Do managers matter?
That’s what I wondered when I read that Mohamed El-Erian, CEO and co-CIO of the Pacific Investment Management Company—PIMCO—is resigning. PIMCO is the largest bond manager in the world, and one of the most successful asset managers of all time, with almost $2 trillion in assets. Their flagship total return bond mutual fund has over $200 billion.
Some have linked El-Erian’s resignation to the $40 billion in outflows from the bond fund last year, or the difficulty that PIMCO has had in diversifying its business model by providing equity-oriented funds. But that’s just silly. A massively successful manager doesn’t get the boot just because he had a bad year, or a difficult initiative. Under El-Erian, the firm more than tripled its size.
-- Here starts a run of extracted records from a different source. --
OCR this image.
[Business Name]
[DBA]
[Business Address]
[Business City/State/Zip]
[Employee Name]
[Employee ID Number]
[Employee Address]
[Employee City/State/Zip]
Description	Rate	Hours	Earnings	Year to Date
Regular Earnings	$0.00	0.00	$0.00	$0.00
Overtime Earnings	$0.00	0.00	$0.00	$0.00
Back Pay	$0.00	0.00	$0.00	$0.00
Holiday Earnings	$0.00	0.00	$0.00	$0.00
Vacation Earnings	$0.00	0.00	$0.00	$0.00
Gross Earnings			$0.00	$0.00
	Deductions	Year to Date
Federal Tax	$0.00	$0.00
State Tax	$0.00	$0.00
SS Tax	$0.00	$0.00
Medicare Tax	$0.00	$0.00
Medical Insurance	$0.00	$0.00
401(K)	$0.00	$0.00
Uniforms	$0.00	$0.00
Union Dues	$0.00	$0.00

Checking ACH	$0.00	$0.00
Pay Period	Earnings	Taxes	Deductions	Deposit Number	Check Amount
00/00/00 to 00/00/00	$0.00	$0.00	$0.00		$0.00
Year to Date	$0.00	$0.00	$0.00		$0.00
El-Erian has taken time off before. He left PIMCO in 2005 to run Harvard University’s endowment, then returned in 2007. Harvard needed a high-profile manager after compensation disputes gutted its endowment management team. It’s far more likely that Mohamed has another public-service initiative in mind. He’s the son of an Egyptian diplomat who’s fluent in English, French and Arabic. Egypt could certainly use his expertise, and he’s indicated before that he’d like to serve that country in some way.
In any case, PIMCO is unlikely to suffer greatly because of his departure. Founder and co-CIO Bill Gross is still around, with his “batteries 110% charged and ready to go another 40 years” as he tweeted yesterday, and the company has a deep bench of manager talent.
But one thing’s certain: El-Erian’s star isn’t fading.